The square root of 25.0 is approximately 5.0


_____

## TASK 2


Consider the below contingency table based on a survey asking
respondents whether they prefer coffee or tea and whether they
prefer plain or chocolate biscuits. Use scipy.stats to perform
a chi-squared test to see whether there is any evidence of an association between drink preference and biscuit preference in this
instance

|                | Chocolate | Plain |
| -------------- | --------- | ----- |
| **Coffee**     |    43     |   57  |
| **Tea**        |    56     |   45  |


In [6]:
import numpy as np
from scipy.stats import chi2_contingency

# Contingency table
observed_data = np.array([[43, 57],  # Coffee
                          [56, 45]])  # Tea

# Perform chi-squared test
chi2_stat, p_value, _, _ = chi2_contingency(observed_data)

# Output the results
print(f"Chi-squared Statistic: {chi2_stat}")
print(f"P-value: {p_value}")

# Check for significance
alpha = 0.05
if p_value < alpha:
    print("There is evidence of an association between drink preference and biscuit preference.")
else:
    print("There is no significant evidence of an association between drink preference and biscuit preference.")

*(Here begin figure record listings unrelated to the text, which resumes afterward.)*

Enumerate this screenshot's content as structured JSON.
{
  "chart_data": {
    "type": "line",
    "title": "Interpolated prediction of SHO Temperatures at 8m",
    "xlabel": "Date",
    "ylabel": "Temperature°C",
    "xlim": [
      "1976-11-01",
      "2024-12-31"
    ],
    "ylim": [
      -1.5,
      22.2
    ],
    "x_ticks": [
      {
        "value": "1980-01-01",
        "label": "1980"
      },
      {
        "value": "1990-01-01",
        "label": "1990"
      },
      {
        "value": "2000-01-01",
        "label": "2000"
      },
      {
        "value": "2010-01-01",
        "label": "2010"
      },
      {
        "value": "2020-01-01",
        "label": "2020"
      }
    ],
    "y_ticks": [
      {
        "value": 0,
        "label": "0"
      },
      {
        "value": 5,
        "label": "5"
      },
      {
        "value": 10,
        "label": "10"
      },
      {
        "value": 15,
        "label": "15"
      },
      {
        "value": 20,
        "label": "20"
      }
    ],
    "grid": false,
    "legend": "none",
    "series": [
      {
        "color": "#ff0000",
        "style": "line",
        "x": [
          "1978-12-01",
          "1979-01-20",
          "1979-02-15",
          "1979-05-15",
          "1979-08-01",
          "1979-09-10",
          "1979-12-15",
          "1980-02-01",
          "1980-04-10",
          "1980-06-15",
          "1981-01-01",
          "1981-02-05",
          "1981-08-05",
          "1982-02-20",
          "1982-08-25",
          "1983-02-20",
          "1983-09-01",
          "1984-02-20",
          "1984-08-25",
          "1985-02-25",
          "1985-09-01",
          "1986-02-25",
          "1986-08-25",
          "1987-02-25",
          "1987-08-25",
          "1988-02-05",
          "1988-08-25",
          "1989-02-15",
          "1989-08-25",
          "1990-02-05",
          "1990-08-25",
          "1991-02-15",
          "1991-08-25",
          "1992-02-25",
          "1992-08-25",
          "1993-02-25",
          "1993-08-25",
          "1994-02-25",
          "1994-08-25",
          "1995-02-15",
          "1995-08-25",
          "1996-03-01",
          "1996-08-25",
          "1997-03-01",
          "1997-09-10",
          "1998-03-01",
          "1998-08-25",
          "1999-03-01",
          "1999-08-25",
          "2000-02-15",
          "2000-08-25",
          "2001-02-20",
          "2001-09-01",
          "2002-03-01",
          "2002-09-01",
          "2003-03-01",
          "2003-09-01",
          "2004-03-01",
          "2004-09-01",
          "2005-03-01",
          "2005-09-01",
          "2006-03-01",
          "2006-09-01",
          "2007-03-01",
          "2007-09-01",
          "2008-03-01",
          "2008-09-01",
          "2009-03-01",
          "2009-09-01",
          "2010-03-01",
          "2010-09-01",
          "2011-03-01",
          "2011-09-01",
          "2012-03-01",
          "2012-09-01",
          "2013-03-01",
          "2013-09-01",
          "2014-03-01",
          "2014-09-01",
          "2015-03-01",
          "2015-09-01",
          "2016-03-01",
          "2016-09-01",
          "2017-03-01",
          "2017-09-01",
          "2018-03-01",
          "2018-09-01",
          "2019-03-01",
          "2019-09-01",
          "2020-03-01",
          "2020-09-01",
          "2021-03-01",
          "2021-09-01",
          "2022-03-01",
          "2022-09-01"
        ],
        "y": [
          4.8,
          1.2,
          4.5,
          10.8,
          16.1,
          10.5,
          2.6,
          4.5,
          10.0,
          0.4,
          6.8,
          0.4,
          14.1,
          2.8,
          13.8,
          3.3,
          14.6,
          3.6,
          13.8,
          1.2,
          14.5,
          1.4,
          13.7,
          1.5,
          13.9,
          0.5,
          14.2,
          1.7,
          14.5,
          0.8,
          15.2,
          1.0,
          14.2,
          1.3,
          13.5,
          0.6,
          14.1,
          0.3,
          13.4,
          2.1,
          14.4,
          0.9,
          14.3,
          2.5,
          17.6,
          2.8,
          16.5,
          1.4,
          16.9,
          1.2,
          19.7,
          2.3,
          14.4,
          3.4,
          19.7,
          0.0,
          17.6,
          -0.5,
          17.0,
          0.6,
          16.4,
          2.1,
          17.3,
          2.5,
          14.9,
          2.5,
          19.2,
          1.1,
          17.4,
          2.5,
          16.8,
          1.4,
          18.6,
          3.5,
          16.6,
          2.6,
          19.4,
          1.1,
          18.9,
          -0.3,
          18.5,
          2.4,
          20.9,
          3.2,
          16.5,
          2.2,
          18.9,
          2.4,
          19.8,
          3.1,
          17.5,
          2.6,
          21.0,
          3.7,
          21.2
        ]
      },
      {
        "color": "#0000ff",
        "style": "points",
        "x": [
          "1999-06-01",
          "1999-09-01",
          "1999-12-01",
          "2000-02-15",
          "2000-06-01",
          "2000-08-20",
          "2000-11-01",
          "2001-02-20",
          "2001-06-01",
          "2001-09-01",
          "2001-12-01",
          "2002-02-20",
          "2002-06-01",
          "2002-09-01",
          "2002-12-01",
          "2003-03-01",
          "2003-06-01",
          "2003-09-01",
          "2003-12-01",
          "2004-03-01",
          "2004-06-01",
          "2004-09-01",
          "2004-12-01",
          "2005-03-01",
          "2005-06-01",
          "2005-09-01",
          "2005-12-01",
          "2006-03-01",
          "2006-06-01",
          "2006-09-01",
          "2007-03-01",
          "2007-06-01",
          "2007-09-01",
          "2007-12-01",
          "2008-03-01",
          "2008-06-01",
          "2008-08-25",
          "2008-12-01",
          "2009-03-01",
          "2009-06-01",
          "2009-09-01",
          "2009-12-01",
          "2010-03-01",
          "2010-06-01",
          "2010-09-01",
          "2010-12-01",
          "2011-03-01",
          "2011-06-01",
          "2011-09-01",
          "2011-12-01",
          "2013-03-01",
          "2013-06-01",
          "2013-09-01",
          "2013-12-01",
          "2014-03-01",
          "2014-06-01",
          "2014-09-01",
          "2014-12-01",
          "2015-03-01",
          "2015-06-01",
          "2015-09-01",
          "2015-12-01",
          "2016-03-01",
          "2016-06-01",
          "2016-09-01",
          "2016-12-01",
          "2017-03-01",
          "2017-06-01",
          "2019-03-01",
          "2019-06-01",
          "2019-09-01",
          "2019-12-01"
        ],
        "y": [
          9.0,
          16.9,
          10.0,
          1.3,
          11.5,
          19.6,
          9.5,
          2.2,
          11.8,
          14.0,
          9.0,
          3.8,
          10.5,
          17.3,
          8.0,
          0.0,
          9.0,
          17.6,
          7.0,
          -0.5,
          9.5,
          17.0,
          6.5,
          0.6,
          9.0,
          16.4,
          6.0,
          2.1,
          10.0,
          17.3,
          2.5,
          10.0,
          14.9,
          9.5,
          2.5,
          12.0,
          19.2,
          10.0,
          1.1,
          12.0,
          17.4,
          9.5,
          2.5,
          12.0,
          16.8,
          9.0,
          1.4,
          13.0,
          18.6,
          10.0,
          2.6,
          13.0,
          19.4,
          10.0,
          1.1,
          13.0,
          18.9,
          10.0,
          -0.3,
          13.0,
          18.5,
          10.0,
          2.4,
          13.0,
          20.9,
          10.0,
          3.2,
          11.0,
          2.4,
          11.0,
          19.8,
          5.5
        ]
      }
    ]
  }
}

Chi-squared Statistic: 2.6359100836554257
P-value: 0.10447218120907394
There is no significant evidence of an association between drink preference and biscuit preference.


________________________________________

## TASK 3

Perform a t-test on the famous penguins data set to investigate whether there is evidence of a significant difference in the body
mass of male and female gentoo penguins.

Data repository for seaborn examples. https://github.com/mwaskom/seaborn-data/blob/master/penguins.csv


In [27]:
# Importing necessary libraries
import pandas as pd
from scipy.stats import ttest_ind

# Load the penguins dataset
penguins_df = pd.read_csv('penguins.csv')

# Filter data for Gentoo penguins
gentoo_penguins = penguins_df[penguins_df['species'] == 'Gentoo']

# Separate data for male and female Gentoo penguins
male_body_mass = gentoo_penguins[gentoo_penguins['sex'] == 'MALE']['body_mass_g']
female_body_mass = gentoo_penguins[gentoo_penguins['sex'] == 'FEMALE']['body_mass_g']

# Perform independent two-sample t-test
t_statistic, p_value = ttest_ind(male_body_mass, female_body_mass)

# Display t-statistic and p-value
print(f'T-Statistic: {t_statistic}')
print(f'P-Value: {p_value}')

# Check for statistical significance (common significance level is 0.05)
if p_value < 0.05:
    print('There is evidence of a significant difference in body mass between male and female Gentoo penguins.')
else:
    print('There is no significant difference in body mass between male and female Gentoo penguins.')




T-Statistic: 14.721676481405709
P-Value: 2.133687602018886e-28
There is evidence of a significant difference in body mass between male and female Gentoo penguins.


-  **Understanding the Two-Sample T-Test:**

  The two-sample t-test is a statistical method used to assess if there is a significant difference between the means of two independent groups. It is particularly useful when comparing means of numerical data from two distinct groups.

  -  **Why Use the T-Test:**
    - The t-test helps determine if observed differences between groups are statistically significant or could have occurred by chance.
    - Commonly applied in scientific research and data analysis to assess group-level differences.

  -  **Penguins Dataset T-Test Outcome:**
    - In the penguins dataset, a two-sample t-test was conducted on the body mass of male and female Gentoo penguins.
    - The resulting p-value was compared to a significance level (e.g., 0.05).
    - If p < 0.05, it suggests a significant difference. The outcome indicates whether there is evidence of a significant difference in body mass between male and female Gentoo penguins.